Hb Broomhill carriers have seldom been reported and seemed to be rare, but the carrier rate was actually higher than previously believed according to previous molecular epidemiology surveys of hemoglobinopathies in the Chinese population.[7,8] As previously shown, we found that the Hb Broomhill fraction was small and unseparated from the Hb A fraction in CE analysis; similarly, it was reported to be difficult to detect using high-performance liquid chromatography.[2] Thus, it is likely that this Hb variant is overlooked during laboratory analysis.

The first recorded case heterozygous for Hb Broomhill was asymptomatic with an Hb level of 116 g/L; the mean corpuscular volume (MCV; 89.7 fL) and mean corpuscular hemoglobin (MCH; 30.1 pg) were normal.[1] The second reported case had mild anemia with an Hb level of 96 g/L; in accordance with the first case, the MCV (95.7 fL) and MCH (29.6 pg) were within reference ranges.[2] Additionally, this variant had been detected in two molecular epidemiology surveys that lacked further information about clinical presentation or laboratory testing.[7,8]
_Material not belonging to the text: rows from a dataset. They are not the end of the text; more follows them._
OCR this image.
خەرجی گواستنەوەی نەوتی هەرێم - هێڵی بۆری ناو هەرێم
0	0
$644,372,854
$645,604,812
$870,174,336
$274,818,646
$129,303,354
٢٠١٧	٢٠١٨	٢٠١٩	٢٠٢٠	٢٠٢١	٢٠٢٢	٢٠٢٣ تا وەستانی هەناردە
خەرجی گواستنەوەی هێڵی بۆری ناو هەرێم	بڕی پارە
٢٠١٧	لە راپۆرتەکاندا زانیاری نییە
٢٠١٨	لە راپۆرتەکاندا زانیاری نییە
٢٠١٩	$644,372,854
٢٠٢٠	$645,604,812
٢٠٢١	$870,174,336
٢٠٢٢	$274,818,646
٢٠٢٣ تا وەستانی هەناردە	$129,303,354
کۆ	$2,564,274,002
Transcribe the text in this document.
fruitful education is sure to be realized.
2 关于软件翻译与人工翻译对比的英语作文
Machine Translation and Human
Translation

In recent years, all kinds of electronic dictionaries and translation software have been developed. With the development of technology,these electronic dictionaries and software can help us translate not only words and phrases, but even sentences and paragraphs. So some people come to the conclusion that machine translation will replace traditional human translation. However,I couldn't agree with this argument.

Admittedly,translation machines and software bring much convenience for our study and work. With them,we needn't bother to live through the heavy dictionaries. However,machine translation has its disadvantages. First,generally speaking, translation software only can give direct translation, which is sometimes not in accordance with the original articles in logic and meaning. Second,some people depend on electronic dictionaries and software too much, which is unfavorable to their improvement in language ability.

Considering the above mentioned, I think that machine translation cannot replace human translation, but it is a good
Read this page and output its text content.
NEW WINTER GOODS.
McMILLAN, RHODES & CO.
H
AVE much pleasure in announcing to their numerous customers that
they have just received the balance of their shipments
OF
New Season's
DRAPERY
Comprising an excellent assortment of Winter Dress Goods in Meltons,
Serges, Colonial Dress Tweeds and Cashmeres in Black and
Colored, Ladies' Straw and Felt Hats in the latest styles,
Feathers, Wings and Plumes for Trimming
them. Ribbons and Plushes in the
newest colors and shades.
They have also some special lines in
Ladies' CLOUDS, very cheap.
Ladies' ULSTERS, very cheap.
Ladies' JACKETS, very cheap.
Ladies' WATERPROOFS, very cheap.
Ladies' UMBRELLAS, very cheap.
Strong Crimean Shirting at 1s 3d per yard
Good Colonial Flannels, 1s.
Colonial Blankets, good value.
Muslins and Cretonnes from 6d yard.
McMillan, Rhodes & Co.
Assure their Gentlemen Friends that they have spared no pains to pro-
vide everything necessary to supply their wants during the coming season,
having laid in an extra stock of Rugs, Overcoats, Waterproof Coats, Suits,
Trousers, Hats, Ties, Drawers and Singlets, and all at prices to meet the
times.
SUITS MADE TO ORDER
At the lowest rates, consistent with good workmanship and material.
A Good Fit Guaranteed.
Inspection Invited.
The α114 location appears to be involved in α1β1 interactions, and several other Hb variants exist in the same location as Hb Broomhill, including Hb Chiapas [α114(GH2)Pro→Arg; HBA1: c.344C>G], Hb Melusine [α114(GH2)Pro→Ser; HBA1: c.343C>T], Hb Nouakchott [α114(GH2)Pro→Leu; HBA1: c.344C>T], and Hb Hubei [α114(GH2)Pro→His; HBA1: c.344C>A].[9-11] The pathogenesis of these variants is poorly understood. Although they may change the GH2 corner of the α-globin chain and the hydrophobicity of this part of the chain,[12] most heterozygotes showed no sign of anemia or α-thalassemia hematological phenotypes. Moreover, the clinical manifestations of individuals with compound heterozygosity for Hb Broomhill and the (- - SEA/) α-thalassemia deletion have never been described to our knowledge. In our report, case 1 presented with mild anemia and case 2 had no anemia, and the hematological features were similar to those of (- - SEA/) α-thalassemia heterozygotes. This indicates that the clinical severity of (- - SEA/) α-thalassemia heterozygotes did not worsen when compounded with Hb Broomhill.

Conclusions

In regions where hemoglobinopathies are prevalent and heterogeneous, interactions of Hb variants with thalassemia are commonly encountered. These interactions may lead to complex syndromes with complicated laboratory diagnostics. In our study, although the interaction of Hb Broomhill with (- - SEA/) α-thalassemia did not lead to Hb H disease, the data assembled from these two unrelated patients will provide more insights into the clinical features and laboratory findings of Hb Broomhill and will be crucial for genetic counselling and prenatal diagnosis in this population.